Revisi ini dilatarbelakangi aturan dalam Perda karena belum efektif memberikan efek jera kepada para pelanggar protokol kesehatan.

Anggota Fraksi PDIP Agustina Hermanto. (dok. CNN Indonesia)

Namun usulan ditolak oleh PDI Perjuangan (PDIP) mengenai sanksi pidana 3 bulan kurungan bagi pelanggar protokol kesehatan yang diusulkan Pemerintah Provinsi DKI Jakarta dalam revisi Perubahan Peraturan Daerah Nomor 2 Tahun 2020 tentang Penanggulangan Covid-19.

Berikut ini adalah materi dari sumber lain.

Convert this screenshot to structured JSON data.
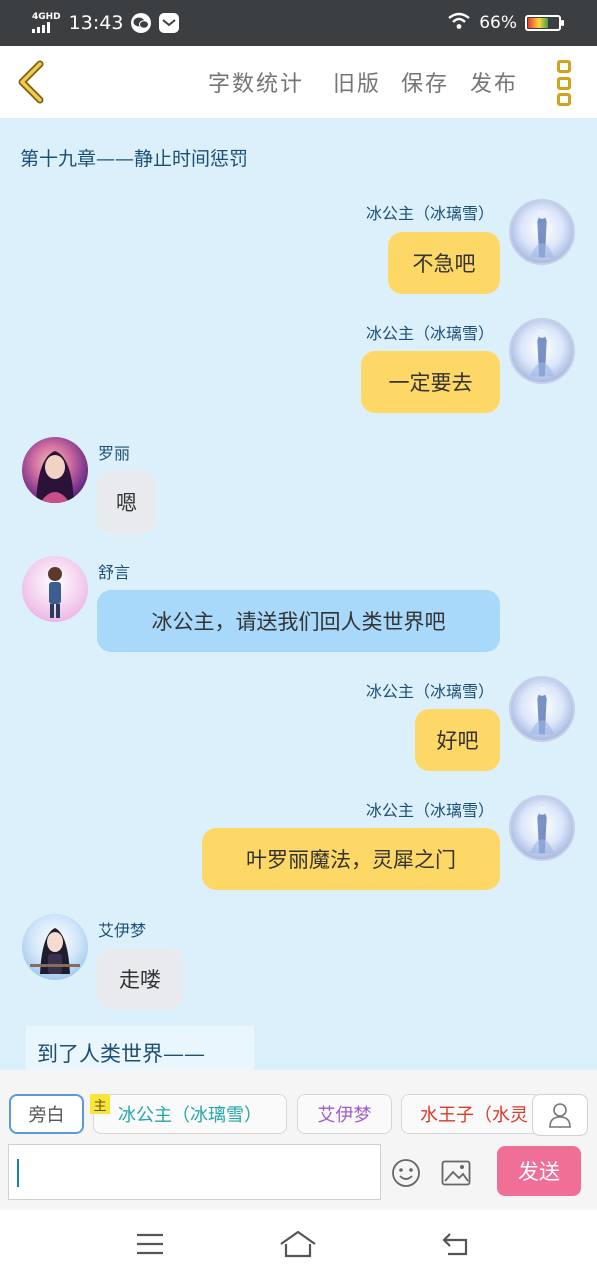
{
  "status_bar": {
    "network": "4GHD",
    "time": "13:43",
    "battery_percent": "66%",
    "battery_level": 0.66,
    "notification_icons": [
      "wechat-icon",
      "mail-app-icon"
    ]
  },
  "toolbar": {
    "items": [
      "字数统计",
      "旧版",
      "保存",
      "发布"
    ],
    "icons": [
      "chevron-left-icon",
      "more-vertical-icon"
    ],
    "accent_color": "#d4a21a"
  },
  "chat": {
    "chapter_title": "第十九章——静止时间惩罚",
    "messages": [
      {
        "sender": "冰公主（冰璃雪）",
        "text": "不急吧",
        "side": "right",
        "bubble": "yellow",
        "avatar": "ice"
      },
      {
        "sender": "冰公主（冰璃雪）",
        "text": "一定要去",
        "side": "right",
        "bubble": "yellow",
        "avatar": "ice"
      },
      {
        "sender": "罗丽",
        "text": "嗯",
        "side": "left",
        "bubble": "gray",
        "avatar": "rose"
      },
      {
        "sender": "舒言",
        "text": "冰公主，请送我们回人类世界吧",
        "side": "left",
        "bubble": "blue",
        "avatar": "pink"
      },
      {
        "sender": "冰公主（冰璃雪）",
        "text": "好吧",
        "side": "right",
        "bubble": "yellow",
        "avatar": "ice"
      },
      {
        "sender": "冰公主（冰璃雪）",
        "text": "叶罗丽魔法，灵犀之门",
        "side": "right",
        "bubble": "yellow",
        "avatar": "ice"
      },
      {
        "sender": "艾伊梦",
        "text": "走喽",
        "side": "left",
        "bubble": "gray",
        "avatar": "sky"
      }
    ],
    "narration": "到了人类世界——",
    "colors": {
      "background": "#dcf0fc",
      "yellow_bubble": "#fed866",
      "gray_bubble": "#e8eaee",
      "blue_bubble": "#a8d8fa",
      "name": "#1d4f73"
    }
  },
  "role_bar": {
    "roles": [
      {
        "label": "旁白",
        "color": "#555555",
        "active": true
      },
      {
        "label": "冰公主（冰璃雪）",
        "color": "#26a6a6",
        "badge": "主"
      },
      {
        "label": "艾伊梦",
        "color": "#a05cc8"
      },
      {
        "label": "水王子（水灵",
        "color": "#d93a2b"
      }
    ],
    "person_icon": "person-icon"
  },
  "composer": {
    "input_value": "",
    "emoji_icon": "emoji-icon",
    "image_icon": "image-icon",
    "send_label": "发送",
    "send_color": "#ef6f97"
  },
  "nav_bar": {
    "icons": [
      "menu-icon",
      "home-icon",
      "back-icon"
    ]
  }
}
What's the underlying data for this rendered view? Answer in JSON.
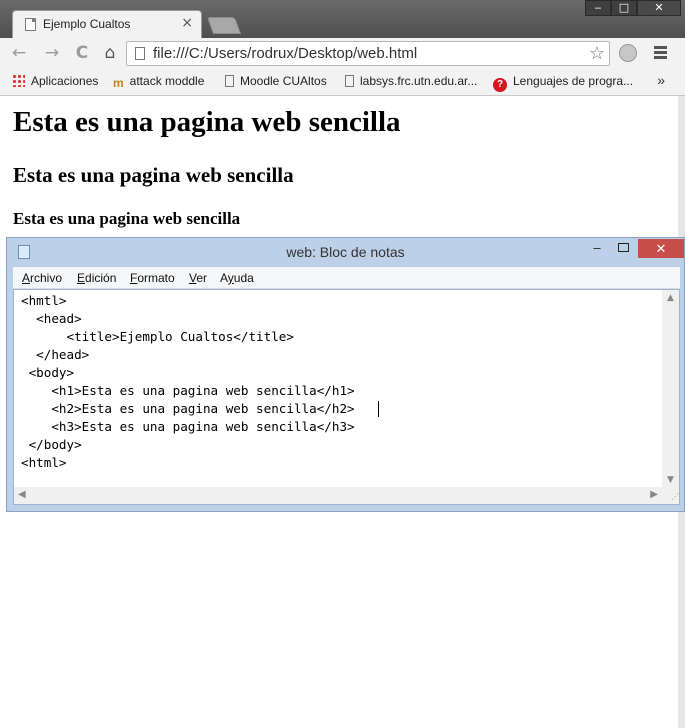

Menurut Anggota Fraksi PDIP DPRD DKI Jakarta, Agustina Hermanto alias Tina Toon pendekatan pidana saat situasi pandemi ini tidak elok dan humanis.

“Pendekatan perubahan untuk pidana setelah sanksi denda, saya menolak, karena di saat kondisi kita seperti ini sangat tidak elok dan juga tidak humanis untuk kita menghukum saudara-saudara kita yg memang melanggar juga terkadang karena masalah perut,” Ungkap Tina dalam rapat Badan Pembentukan Peraturan Daerah (Bapemperda), Kamis (22/7).

Pemprov DKI diminta untuk mengkaji kembali pasal pidana tersebut. Dalam menghukum pelanggar protokol kesehatan, Pemprov DKI agar memperpanjang durasi pemberian sanksi kerja sosial, dibanding menerapkan sanksi pidana kurungan tiga bulan.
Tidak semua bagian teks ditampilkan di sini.